Des associations s'efforcent d'améliorer la viabilité de la culture des olives de table en Andalousie
Les organisations agricoles et le ministère espagnol de l'Agriculture s'emploient à élaborer un plan d'action visant à redresser ce secteur en difficulté.

Les organisations agricoles et le ministère espagnol de l'Agriculture collaborent à l'élaboration d'un plan d'action visant à améliorer la viabilité du secteur de l'olive de table, en difficulté, dans la communauté autonome d'Andalousie.
L'Institut andalou de recherche et de formation en agriculture et pêche, l'Association agraire des jeunes agriculteurs, l'Organisme de coordination des agriculteurs et éleveurs, l'Union des petits agriculteurs et éleveurs, la Fédération andalouse des coopératives agricoles et Asemesa, l'association des producteurs et exportateurs d'olives de table, collaborent avec le gouvernement espagnol pour moderniser le secteur. Ensemble, ces groupes espèrent que leur secteur jouera un rôle plus important dans le Plan de développement rural de l'Andalousie.
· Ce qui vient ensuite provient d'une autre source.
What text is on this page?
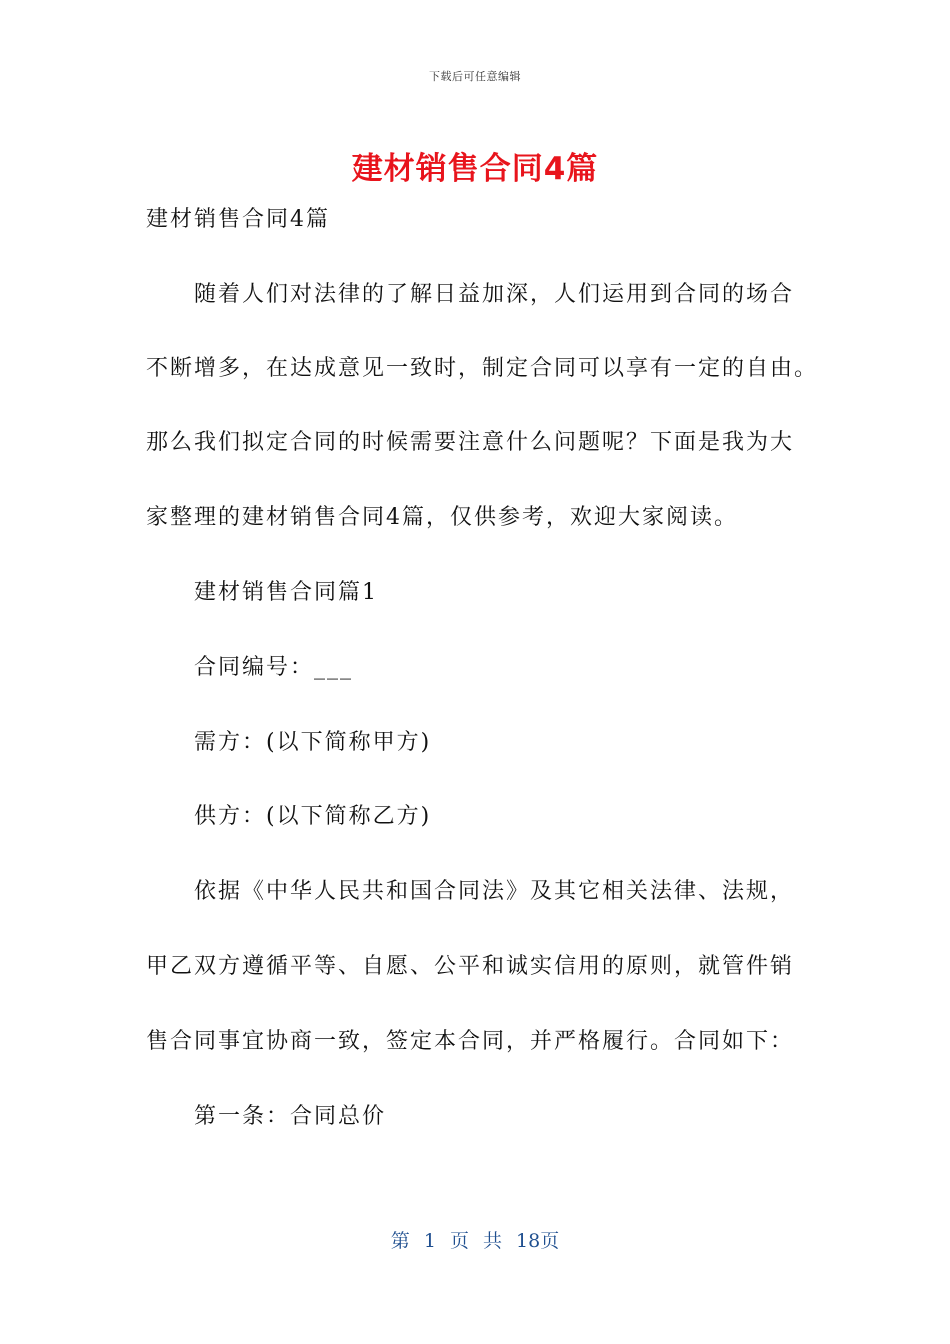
下载后可任意编辑
建材销售合同4篇
建材销售合同4篇
随着人们对法律的了解日益加深，人们运用到合同的场合
不断增多，在达成意见一致时，制定合同可以享有一定的自由。
那么我们拟定合同的时候需要注意什么问题呢？下面是我为大
家整理的建材销售合同4篇，仅供参考，欢迎大家阅读。
建材销售合同篇1
合同编号：___
需方：(以下简称甲方)
供方：(以下简称乙方)
依据《中华人民共和国合同法》及其它相关法律、法规，
甲乙双方遵循平等、自愿、公平和诚实信用的原则，就管件销
售合同事宜协商一致，签定本合同，并严格履行。合同如下：
第一条：合同总价
第 1 页 共 18页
Le groupe de travail se réunit à Séville pour discuter des moyens de rétablir la rentabilité de cette culture. Au cours des 15 dernières années, les coûts de production des variétés Manzanilla et Gordal ont dépassé les revenus tirés de leurs ventes, selon une étude réalisée en 2010 par le ministère de l’Agriculture. Au cours des cinq dernières années, plus de 8 000 hectares de ces variétés ont été arrachés rien qu’en Andalousie, en raison de leurs problèmes de rentabilité.
Séville, une province d'Andalousie, produit 80 % des olives de table espagnoles et 25 % de la production mondiale. Lors de la réunion, les représentants de l'Association agraire des jeunes agriculteurs ont souligné l'importance du secteur pour l'économie, avec 20 000 exploitations agricoles consacrées à la culture des olives de table. 400 entreprises de transformation de la région emploient 8 500 personnes.